- Assemble a plan. Create one that takes you year-by-year to accomplish career growth at a speed that makes sense to you. Your career management is in YOUR hands, not your employer’s. Start today!
- Be open about your goals. Your manager and other mentors can’t pave the way for your career growth unless they know what you are aiming to achieve. Let them in on both the long-term CEO goal and the short-term goals.
- Connect with people who can help your career. Take your manager out to lunch, or arrange coffee with the head of the department you’d like to work for next. Network within your company as well as within your industry. Be sure to offer value in return!
Ditch your boxes and envelopes. Think outside the box for creative problem-solving, and push the envelope aside and force yourself to learn and grow beyond what’s comfortable and easy. Real growth of any kind is uncomfortable.
- Expect to hit the wall. No one has a straight path to success. There may be rough spots, sacrifices, and difficulties along the way. You can get to your goals if you push through and keep working.
- Find mentors. You can’t grow your career alone, you need teachers, mentors, and trailblazers. Grow your network garden to include people you admire in positions you aspire to earn.
- Give back. Take some time to volunteer. That can, in turn, give you opportunities to sit on non-profit Boards someday…which is the perfect way to start at the Board level.
- Help others. Add value to your network of work relationships and be the mentor you needed when you first began. It’s a start on building a legacy leadership.
- Invest in your attitude. Stay positive, look for the silver lining, and seek the sunny side of every situation. Doom and gloom win no friends and influence everyone to avoid you…and hiring influencers don’t hire negativity. Go positive!
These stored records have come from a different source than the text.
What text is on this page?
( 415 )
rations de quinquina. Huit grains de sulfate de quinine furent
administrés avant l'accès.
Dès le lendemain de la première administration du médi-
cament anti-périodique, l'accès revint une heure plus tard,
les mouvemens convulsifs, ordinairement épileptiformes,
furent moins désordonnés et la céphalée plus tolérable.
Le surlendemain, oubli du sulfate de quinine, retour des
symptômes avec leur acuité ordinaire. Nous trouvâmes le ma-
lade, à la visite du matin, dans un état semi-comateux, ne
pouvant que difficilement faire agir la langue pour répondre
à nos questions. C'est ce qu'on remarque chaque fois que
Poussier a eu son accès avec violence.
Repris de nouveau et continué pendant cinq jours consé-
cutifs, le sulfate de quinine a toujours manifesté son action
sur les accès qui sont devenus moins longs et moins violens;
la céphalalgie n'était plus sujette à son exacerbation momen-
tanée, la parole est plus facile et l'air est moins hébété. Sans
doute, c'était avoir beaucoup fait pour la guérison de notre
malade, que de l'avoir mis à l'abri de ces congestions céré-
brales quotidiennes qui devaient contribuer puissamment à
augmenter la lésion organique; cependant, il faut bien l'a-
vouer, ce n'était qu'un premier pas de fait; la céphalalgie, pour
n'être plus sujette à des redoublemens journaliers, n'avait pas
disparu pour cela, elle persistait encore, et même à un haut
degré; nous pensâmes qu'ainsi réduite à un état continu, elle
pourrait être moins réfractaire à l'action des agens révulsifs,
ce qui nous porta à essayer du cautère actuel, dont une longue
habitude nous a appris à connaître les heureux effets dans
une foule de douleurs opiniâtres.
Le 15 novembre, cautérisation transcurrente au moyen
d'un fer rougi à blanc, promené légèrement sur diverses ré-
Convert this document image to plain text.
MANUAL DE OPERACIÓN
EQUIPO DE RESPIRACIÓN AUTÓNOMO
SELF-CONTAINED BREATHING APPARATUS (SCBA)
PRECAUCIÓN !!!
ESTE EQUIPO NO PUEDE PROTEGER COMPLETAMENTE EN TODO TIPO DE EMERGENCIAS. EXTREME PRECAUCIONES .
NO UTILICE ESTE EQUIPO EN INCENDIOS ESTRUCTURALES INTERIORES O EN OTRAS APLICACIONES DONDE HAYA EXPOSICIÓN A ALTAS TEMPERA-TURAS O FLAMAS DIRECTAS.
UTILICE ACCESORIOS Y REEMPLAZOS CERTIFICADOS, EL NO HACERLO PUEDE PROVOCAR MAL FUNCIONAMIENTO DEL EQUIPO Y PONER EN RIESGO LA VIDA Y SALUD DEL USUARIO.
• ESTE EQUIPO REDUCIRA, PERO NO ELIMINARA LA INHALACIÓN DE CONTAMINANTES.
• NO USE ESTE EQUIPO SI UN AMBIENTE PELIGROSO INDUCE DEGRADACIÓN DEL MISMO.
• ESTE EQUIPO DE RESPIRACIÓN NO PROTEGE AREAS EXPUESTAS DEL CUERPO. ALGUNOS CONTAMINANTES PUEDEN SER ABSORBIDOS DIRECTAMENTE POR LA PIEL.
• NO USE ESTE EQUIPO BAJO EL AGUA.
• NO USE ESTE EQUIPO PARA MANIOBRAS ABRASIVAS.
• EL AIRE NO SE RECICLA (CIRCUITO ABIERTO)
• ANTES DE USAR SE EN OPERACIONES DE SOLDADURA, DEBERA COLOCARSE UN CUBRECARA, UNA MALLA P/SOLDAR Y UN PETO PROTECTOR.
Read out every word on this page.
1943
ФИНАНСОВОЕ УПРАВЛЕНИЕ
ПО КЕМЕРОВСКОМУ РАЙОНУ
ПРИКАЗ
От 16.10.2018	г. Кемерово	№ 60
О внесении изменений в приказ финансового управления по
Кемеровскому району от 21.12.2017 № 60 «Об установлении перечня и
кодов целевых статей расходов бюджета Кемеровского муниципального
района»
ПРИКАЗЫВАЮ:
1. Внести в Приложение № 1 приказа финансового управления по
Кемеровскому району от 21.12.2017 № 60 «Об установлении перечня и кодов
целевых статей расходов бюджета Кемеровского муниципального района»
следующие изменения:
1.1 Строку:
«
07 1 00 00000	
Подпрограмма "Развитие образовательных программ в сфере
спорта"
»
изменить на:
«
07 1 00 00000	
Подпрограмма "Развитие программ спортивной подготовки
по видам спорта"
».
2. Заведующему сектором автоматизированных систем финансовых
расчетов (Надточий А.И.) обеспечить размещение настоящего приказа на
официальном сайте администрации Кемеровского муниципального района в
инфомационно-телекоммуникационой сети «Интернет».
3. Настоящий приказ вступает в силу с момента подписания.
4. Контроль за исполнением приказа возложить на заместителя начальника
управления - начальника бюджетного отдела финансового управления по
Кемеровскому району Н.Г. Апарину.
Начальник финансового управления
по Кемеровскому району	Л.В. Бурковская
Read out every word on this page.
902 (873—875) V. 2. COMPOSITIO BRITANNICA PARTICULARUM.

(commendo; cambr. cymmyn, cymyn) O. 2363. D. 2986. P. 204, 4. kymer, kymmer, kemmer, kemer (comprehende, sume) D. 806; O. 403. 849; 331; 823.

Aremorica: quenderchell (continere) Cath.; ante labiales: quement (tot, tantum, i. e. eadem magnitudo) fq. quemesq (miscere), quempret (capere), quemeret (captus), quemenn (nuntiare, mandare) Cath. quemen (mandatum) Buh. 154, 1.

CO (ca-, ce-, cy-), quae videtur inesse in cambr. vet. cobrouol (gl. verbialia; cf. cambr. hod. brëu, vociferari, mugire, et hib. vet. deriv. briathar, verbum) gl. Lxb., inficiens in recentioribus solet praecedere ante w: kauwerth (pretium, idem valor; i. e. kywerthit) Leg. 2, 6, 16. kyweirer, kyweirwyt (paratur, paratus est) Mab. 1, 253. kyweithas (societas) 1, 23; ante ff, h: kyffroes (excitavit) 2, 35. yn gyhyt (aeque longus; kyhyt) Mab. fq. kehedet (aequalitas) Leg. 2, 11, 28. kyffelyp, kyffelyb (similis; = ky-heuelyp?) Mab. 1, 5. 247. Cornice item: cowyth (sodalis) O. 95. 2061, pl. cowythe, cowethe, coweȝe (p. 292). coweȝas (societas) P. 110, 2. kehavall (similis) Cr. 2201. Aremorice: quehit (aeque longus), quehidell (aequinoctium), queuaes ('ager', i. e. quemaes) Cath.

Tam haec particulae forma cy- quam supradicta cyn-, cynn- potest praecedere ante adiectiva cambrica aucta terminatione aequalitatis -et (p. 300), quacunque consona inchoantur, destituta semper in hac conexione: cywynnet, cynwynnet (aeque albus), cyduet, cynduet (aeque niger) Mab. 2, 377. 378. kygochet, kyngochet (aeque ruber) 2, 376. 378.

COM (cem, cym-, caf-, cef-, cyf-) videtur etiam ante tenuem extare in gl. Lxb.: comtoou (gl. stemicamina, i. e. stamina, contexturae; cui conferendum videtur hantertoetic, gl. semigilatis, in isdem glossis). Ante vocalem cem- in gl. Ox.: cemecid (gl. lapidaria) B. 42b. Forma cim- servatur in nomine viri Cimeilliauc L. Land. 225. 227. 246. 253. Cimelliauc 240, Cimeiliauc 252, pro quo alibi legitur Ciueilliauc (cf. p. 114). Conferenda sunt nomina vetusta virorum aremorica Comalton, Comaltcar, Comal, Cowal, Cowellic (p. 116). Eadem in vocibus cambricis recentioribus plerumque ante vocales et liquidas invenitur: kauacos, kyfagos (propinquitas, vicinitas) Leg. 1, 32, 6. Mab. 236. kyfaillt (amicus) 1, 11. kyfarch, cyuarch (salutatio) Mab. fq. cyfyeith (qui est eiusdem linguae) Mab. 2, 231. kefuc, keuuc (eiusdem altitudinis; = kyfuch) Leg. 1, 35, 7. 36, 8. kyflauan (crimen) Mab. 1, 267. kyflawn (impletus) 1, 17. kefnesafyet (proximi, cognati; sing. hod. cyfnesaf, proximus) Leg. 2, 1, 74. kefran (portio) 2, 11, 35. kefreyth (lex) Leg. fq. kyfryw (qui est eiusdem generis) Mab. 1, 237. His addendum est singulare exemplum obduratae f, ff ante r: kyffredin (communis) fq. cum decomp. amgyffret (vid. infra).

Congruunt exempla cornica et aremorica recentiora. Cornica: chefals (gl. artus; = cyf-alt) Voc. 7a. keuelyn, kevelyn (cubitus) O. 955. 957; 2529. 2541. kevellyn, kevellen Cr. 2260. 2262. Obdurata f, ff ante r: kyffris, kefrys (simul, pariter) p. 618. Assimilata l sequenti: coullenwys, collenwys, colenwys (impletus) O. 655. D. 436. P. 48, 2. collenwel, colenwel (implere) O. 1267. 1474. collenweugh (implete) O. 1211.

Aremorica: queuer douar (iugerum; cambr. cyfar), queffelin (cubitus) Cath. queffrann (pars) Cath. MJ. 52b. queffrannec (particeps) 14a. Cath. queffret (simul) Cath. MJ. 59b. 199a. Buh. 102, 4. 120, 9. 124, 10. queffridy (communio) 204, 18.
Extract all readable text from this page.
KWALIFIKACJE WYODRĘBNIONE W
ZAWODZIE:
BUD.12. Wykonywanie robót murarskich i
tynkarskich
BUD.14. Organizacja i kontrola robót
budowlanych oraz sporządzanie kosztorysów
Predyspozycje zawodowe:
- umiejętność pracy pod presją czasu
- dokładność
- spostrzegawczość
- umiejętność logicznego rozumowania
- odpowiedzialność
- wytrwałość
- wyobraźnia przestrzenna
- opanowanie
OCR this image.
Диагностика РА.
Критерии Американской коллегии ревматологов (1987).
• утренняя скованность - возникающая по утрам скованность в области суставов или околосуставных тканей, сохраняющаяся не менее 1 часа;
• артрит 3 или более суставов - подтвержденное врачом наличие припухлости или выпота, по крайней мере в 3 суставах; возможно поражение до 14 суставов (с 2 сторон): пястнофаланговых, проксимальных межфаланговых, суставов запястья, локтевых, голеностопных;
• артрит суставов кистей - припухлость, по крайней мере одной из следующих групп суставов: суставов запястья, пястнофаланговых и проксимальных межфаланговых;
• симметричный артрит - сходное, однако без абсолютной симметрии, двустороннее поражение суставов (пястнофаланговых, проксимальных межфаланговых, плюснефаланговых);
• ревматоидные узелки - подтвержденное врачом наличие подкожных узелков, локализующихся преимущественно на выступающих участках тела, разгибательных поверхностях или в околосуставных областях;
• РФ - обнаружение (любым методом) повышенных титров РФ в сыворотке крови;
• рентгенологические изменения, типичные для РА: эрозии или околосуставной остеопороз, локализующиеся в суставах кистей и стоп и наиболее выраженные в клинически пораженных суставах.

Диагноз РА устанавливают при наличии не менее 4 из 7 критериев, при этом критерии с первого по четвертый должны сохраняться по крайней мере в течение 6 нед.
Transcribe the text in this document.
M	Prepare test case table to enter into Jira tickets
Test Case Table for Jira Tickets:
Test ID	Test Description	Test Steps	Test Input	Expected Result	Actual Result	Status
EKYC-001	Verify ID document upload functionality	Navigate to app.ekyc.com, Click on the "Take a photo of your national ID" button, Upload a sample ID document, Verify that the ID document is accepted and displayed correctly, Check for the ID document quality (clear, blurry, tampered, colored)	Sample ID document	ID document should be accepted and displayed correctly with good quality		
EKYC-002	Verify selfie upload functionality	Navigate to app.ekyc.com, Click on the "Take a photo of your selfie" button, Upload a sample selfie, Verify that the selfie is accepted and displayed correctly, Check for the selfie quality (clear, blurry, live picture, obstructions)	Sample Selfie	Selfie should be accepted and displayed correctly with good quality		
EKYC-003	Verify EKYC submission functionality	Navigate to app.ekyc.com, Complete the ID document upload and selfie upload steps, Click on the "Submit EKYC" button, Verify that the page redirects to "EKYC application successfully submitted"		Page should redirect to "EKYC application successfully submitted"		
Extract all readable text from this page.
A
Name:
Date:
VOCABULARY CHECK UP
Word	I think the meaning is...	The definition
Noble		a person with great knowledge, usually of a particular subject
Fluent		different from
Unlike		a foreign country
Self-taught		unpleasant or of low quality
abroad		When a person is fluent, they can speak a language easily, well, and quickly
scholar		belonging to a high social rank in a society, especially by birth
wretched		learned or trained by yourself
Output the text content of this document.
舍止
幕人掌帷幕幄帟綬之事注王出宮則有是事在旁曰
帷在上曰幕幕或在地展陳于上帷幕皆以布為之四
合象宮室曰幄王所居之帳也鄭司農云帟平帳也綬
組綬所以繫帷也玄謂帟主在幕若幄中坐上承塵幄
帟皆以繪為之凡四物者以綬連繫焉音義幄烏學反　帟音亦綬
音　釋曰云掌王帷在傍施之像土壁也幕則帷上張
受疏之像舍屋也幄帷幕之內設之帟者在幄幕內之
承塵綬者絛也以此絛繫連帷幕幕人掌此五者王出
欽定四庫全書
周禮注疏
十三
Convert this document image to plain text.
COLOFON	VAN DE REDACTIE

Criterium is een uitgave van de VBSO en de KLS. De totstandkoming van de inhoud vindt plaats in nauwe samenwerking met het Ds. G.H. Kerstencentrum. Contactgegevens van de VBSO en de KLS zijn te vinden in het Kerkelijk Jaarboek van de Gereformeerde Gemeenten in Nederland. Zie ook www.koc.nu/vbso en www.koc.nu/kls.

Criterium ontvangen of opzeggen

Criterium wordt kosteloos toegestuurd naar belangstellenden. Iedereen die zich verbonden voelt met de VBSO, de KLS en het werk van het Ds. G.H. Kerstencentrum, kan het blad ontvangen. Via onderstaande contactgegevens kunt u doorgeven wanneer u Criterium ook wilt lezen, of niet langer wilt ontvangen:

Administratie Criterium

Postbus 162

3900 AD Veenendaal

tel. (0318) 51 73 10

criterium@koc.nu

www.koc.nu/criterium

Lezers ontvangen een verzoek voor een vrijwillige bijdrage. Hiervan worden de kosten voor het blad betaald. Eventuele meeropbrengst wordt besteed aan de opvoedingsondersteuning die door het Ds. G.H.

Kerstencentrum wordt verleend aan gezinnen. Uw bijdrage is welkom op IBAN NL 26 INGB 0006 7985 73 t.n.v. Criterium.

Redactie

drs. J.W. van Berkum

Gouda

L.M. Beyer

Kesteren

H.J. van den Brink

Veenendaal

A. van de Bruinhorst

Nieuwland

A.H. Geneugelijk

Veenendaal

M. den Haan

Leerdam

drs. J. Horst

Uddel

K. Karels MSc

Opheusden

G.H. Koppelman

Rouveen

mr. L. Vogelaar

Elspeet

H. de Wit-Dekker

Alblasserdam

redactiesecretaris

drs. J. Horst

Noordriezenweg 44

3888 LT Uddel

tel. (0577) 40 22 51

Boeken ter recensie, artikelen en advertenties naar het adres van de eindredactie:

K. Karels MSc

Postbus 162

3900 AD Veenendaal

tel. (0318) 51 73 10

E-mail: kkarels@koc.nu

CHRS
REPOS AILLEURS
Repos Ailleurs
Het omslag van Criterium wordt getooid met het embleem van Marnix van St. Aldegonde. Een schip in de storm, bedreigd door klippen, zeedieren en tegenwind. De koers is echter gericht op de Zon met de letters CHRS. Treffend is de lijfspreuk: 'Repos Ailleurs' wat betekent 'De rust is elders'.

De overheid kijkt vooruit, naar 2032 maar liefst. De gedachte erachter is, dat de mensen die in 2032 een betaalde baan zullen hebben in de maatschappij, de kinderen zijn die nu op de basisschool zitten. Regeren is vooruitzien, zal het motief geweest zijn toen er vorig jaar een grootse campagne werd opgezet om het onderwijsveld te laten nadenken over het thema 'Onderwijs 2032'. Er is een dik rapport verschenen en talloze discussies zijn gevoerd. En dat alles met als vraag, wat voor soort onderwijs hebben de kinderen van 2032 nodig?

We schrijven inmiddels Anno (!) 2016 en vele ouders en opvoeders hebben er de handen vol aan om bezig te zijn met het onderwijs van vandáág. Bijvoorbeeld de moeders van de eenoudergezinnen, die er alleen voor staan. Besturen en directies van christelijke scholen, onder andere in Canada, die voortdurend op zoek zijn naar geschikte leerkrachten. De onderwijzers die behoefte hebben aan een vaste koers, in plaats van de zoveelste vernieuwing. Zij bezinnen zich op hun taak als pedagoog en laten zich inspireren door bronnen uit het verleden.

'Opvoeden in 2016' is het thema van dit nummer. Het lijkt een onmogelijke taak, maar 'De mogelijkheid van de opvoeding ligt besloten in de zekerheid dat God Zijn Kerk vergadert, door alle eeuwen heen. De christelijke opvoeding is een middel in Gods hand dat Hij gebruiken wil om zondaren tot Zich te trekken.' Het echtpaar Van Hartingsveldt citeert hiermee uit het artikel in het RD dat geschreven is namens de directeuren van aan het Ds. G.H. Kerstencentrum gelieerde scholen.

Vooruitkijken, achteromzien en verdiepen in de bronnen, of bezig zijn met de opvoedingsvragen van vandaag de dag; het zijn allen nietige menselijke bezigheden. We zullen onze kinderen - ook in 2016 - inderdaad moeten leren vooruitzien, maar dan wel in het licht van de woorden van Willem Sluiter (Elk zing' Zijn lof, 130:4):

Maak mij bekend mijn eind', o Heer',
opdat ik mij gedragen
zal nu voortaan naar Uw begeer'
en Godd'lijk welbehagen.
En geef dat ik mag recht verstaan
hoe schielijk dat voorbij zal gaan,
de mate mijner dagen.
- Just checking. No career proceeds in a straight line, so take time to check where you’ve come and where you’ve been, and adjust that career plan once in a while. Make sure the plan still fits the leader you are becoming.
- Keep going. Even if you fail or get knocked down, get back on your feet and ready to work. Layoffs, downsizing, and pink slips happen to the best of us: The trick is to use what you’ve learned to do even better work next time.
- Listen to your mentors, learn from your connections, always be open to change and improvement. Try what they suggest and keep the tools that fit you, discarding those that don’t.
- Make a difference. If your goal is to make a contribution and improve every organization and every project you join, the higher-ups will notice.